Desenvolvimento e uso de engenharia genética

Uma melhor compreensão do gene e de sua ação levou os cientistas a desenvolver técnicas que lhes permitem alterar a estrutura do DNA. Alterar a estrutura de uma molécula de DNA por meio da substituição de genes de outra molécula de DNA é chamado de engenharia genética. A molécula de DNA que é formada pela combinação de duas moléculas de DNA diferentes é chamada de DNA recombinante.

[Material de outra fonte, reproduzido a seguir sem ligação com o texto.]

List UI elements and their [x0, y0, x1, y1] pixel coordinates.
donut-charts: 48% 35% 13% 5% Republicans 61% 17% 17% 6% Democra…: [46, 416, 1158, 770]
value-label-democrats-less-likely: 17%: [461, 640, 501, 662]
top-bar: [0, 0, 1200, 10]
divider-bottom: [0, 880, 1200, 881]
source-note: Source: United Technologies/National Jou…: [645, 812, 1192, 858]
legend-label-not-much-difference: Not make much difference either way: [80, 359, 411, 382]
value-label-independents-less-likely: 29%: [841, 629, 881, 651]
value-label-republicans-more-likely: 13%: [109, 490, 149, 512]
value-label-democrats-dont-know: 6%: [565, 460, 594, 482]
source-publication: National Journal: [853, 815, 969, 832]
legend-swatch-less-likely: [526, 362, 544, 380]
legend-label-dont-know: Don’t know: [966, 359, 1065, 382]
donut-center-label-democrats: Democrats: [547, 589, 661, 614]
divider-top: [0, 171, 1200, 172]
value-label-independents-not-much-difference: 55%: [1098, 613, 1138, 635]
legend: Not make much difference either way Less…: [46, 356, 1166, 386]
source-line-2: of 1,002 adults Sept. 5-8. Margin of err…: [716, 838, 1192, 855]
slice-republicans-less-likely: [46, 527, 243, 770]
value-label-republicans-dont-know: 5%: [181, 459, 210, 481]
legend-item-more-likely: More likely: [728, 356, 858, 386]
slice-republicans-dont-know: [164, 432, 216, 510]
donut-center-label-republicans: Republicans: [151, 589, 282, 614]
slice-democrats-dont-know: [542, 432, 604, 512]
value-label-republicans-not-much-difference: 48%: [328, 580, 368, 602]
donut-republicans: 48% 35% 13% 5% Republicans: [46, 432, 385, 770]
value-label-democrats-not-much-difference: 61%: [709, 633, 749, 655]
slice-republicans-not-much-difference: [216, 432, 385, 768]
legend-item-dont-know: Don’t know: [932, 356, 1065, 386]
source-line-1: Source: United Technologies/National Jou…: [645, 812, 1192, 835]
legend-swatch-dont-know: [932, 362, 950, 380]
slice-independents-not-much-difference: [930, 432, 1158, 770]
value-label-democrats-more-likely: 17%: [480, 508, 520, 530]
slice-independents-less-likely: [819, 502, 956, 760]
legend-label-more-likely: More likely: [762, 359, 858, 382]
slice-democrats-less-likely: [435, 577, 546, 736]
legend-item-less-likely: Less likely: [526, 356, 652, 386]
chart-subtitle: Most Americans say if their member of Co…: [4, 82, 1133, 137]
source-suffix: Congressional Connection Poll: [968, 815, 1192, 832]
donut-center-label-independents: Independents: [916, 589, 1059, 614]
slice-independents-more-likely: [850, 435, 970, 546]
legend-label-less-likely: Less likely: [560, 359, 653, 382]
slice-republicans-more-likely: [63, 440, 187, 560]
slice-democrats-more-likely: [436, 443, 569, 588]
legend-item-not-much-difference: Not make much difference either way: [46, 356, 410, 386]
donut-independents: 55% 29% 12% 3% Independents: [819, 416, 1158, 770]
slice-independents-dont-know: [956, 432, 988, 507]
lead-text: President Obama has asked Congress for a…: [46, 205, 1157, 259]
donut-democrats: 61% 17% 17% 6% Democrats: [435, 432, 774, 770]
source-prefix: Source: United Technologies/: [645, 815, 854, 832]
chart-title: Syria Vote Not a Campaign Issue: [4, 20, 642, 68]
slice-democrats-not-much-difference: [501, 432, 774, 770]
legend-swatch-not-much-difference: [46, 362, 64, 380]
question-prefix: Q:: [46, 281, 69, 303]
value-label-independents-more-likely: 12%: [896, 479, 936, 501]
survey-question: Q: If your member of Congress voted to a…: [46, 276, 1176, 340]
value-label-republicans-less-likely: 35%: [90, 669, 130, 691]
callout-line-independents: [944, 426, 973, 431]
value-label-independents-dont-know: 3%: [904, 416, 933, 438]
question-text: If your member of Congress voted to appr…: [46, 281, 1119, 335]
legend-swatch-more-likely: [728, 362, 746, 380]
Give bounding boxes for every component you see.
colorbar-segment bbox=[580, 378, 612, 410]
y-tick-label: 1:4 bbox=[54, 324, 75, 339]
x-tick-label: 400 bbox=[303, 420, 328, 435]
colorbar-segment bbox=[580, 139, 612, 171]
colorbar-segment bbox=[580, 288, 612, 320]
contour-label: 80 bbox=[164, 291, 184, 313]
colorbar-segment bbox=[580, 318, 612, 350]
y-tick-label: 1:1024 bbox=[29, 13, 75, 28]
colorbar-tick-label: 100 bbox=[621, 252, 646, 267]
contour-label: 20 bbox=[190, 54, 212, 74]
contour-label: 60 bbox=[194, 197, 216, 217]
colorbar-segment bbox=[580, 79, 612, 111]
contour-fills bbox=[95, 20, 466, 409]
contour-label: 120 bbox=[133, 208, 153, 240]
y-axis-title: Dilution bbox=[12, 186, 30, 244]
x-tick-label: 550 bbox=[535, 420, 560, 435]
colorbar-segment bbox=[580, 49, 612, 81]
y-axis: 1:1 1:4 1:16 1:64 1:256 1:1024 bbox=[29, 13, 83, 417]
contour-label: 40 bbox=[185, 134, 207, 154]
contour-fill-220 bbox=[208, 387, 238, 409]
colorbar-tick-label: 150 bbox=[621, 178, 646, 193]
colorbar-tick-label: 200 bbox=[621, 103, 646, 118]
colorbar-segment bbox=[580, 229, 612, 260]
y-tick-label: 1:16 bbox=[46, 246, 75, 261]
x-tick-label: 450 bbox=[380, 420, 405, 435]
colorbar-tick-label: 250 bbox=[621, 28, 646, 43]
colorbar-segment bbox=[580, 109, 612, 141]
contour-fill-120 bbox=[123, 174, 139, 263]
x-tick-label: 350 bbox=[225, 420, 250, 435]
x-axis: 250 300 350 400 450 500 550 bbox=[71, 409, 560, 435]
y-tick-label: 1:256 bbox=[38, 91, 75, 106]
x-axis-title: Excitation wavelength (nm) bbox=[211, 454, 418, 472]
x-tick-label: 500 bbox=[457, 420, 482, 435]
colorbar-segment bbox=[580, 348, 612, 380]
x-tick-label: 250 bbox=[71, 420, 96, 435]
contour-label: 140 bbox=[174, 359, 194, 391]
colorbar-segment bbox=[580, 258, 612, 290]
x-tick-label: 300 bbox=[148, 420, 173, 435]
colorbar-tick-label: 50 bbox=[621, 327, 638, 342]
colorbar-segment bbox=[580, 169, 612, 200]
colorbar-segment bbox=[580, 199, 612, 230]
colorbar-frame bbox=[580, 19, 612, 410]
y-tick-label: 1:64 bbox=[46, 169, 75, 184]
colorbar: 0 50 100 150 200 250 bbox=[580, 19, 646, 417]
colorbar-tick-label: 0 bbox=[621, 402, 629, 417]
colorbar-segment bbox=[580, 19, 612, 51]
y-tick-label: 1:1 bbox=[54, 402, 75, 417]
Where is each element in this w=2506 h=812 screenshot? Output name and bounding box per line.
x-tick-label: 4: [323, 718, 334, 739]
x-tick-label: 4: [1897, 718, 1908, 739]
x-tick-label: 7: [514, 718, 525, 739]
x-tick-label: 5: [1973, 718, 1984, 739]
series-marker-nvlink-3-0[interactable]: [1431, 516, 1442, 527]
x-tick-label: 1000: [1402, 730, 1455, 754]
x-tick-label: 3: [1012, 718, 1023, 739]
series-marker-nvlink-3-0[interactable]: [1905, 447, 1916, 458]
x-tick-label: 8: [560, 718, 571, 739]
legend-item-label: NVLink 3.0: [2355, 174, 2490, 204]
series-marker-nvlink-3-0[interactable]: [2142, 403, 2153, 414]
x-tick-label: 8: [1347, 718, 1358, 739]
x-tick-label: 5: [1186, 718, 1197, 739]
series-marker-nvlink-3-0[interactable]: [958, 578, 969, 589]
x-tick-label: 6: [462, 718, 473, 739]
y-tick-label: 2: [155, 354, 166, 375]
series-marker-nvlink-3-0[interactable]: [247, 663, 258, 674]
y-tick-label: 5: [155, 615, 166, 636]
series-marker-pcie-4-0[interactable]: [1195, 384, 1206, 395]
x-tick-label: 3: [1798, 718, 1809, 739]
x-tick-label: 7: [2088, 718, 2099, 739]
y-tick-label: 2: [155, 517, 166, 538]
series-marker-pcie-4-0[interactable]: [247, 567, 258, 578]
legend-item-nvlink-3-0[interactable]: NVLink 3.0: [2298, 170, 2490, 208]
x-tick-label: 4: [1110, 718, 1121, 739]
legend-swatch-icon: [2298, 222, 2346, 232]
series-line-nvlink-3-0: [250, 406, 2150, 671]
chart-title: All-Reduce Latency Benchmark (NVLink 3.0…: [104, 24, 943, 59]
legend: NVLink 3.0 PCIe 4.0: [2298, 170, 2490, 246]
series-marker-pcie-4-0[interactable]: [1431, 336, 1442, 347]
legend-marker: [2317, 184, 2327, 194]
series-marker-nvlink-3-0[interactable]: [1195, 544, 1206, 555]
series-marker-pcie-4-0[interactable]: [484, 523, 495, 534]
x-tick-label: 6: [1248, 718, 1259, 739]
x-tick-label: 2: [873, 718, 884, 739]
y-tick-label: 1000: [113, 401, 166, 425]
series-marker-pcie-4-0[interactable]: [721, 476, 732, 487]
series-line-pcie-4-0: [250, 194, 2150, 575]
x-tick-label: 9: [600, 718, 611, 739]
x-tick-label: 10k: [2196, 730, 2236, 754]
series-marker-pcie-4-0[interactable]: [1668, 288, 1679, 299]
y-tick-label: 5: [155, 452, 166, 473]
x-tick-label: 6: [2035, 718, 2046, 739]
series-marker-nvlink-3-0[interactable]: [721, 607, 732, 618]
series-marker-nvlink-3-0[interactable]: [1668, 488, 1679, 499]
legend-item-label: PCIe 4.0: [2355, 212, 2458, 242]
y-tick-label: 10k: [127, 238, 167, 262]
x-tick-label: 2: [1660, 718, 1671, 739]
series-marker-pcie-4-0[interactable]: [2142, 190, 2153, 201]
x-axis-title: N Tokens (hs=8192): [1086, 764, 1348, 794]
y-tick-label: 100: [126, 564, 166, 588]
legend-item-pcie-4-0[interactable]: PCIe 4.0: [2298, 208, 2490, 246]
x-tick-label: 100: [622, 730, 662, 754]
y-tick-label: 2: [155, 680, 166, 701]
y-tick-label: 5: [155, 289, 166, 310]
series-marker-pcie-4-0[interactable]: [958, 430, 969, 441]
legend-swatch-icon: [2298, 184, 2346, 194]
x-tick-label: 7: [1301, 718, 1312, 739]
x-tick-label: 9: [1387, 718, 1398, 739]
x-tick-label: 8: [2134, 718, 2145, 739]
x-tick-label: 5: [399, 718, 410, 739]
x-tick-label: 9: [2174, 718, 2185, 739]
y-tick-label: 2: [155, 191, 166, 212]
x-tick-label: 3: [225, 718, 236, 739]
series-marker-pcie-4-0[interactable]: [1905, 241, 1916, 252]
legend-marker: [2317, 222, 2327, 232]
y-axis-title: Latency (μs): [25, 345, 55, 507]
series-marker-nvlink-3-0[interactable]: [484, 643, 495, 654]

Os cientistas usam a bactéria Escherichia coli para estudar o DNA recombinante. E. Coli tem um grande cromossomo no citoplasma. A bactéria também pode conter plasmídeos, que são pequenos pedaços circulares de DNA. O cromossomo e os plasmídeos são duplicados cada vez que a célula se divide. Os engenheiros genéticos podem introduzir genes em um plasmídeo para alterar as reações químicas dentro da célula. Então, o DNA desse plasmídeo é quebrado, a certa altura, por um tipo especial de enzima. Ao mesmo tempo em que o plasmídeo se quebra, um pedaço de outra molécula de DNA se quebra da mesma maneira. Este pedaço de DNA é então introduzido no plasmídeo. O plasmídeo dividido se liga ao novo pedaço de DNA e retorna à estrutura circular original. Esta técnica é chamada de DNA splicing. O novo plasmídeo é uma combinação da molécula de DNA original e um novo pedaço de DNA. Este plasmídeo é reintroduzido na bactéria. Quando a bactéria se duplica, o novo DNA também se duplica. Desta forma, por exemplo, o gene da insulina pode ser introduzido em um plasmídeo bacteriano para que a bactéria sintetize a proteína insulina.